En 1905, Albert Einstein publicó la teoría de la relatividad especial, que explica cómo interpretar el movimiento entre diferentes marcos de referencia inerciales. Vale, dicho así quizá suene a chino, pero sólo se refiere a dos puntos que se están moviendo a una velocidad constante en relación al otro. Es decir, en lugar de usar el éter como marco de referencia para entender qué estaba pasando entre esos objetos, lo único que importaba era a qué velocidad se estaban moviendo en relación al otro.

La relatividad especial sólo incluye un caso especial en el que el movimiento es uniforme. Es decir sólo explica el movimiento si te estás moviendo en una línea recta a velocidad constante. En el momento en el que aceleres o hagas una curva (o cualquier otra cosa que cambie tu movimiento de alguna manera) la relatividad especial deja de aplicarse. Ahí entra en juego la teoría general de la relatividad, porque puede explicar cualquier tipo de movimiento.

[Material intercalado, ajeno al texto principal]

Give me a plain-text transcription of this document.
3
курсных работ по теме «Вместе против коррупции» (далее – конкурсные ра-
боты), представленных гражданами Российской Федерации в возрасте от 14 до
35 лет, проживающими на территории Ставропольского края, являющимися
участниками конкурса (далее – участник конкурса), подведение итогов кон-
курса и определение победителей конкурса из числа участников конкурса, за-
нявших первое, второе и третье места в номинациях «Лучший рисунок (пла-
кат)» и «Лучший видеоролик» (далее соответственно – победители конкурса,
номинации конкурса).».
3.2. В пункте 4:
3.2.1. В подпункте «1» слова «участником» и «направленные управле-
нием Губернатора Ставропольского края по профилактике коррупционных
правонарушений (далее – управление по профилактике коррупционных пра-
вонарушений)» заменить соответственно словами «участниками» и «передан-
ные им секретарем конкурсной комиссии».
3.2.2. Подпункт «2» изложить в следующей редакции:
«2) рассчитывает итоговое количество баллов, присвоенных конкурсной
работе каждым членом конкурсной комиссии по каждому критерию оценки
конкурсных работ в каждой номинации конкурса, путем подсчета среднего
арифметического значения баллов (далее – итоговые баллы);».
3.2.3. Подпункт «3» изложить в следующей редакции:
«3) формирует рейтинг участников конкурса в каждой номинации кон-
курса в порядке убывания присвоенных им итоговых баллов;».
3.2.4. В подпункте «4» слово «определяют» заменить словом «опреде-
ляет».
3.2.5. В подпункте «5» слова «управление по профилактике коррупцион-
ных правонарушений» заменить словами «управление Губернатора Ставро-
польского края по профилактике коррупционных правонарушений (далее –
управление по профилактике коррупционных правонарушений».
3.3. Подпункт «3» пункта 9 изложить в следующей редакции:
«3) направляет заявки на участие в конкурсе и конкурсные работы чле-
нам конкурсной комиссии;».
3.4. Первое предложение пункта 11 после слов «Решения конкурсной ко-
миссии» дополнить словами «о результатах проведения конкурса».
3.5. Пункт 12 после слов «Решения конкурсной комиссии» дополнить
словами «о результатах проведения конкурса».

La teoría del genial físico alemán se basa en dos principios clave:

  • El principio de la relatividad: Las leyes de la física no cambian, incluso para objetos que se mueven en marcos de referencia inerciales.
  • El principio de la velocidad de la luz: La velocidad de la luz es la misma para todos los observadores, sin importar su movimiento en relación a la fuente que emite la luz.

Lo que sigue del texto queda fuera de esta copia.